Withers: If Eric Yuan is excited about this video engagement center, which actually it looks pretty cool, and he says, "Video engagement center, we have flexible, easy-to-use solution that connects businesses to their customers, and we're building this service with the same scalability, trusted architecture, yadda, yadda, yadda." Wait a minute. We got something that we just built and we're also paying 15 billion or now 10 billion, the furthest company who also does it. What do we do?

Bordelon: Yeah.

Withers: The next sentence is a little bit telltale and I think, Toby, you clicked on it when we were doing a three-minute stock update earlier in the week. Let's see. We're building the solution. Here it is. We also plan to maintain our valued existing contact center partnerships with companies like Five9, Genesis, NICE (NICE 1.00%) inContact, Talkdesk, and Twilio (TWLO 0.05%).

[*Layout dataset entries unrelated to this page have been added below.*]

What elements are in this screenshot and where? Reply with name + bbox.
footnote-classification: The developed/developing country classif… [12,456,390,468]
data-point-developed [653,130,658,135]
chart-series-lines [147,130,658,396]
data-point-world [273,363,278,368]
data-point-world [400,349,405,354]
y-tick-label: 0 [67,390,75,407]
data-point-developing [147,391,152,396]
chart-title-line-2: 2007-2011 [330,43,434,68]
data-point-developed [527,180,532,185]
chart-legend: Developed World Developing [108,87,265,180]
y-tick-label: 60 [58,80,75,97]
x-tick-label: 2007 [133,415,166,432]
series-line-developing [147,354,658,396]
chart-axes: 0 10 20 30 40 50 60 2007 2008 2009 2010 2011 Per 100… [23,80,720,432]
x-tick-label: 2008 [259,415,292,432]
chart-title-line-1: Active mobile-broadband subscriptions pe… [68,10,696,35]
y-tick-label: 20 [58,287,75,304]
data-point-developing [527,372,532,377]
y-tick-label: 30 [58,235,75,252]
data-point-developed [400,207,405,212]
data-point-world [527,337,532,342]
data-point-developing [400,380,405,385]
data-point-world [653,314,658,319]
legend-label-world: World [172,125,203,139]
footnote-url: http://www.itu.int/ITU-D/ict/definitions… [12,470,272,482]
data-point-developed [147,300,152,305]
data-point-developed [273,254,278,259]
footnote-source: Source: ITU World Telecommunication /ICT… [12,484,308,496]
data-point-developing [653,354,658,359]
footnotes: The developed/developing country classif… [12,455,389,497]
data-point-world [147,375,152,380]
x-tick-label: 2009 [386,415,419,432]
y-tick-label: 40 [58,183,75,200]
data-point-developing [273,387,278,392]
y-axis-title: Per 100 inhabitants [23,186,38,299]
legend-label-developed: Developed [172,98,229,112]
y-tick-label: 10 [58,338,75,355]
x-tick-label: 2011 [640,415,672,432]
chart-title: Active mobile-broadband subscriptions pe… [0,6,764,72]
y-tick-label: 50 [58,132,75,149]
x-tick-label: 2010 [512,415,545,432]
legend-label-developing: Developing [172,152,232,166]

Bordelon: You wonder if they got any phone calls this deal was announced from Twilio [laughs] for instance. They are like, "What? Do we not have a deal anymore when this closes? Are you going to be competing directly with us after we've been a good partner to you in the space?" That's not cool. Who knows? There could have been some push back. There's so many things that are going to happen here.

Withers: I would have loved to be in a fly on the wall when the Five9 CEO calls Eric Yuan and goes, "Hey, [laughs] I don't think this deal is going to go through. "Okay, thanks."

Bordelon: [laughs] "What are we going to do? Let's move on."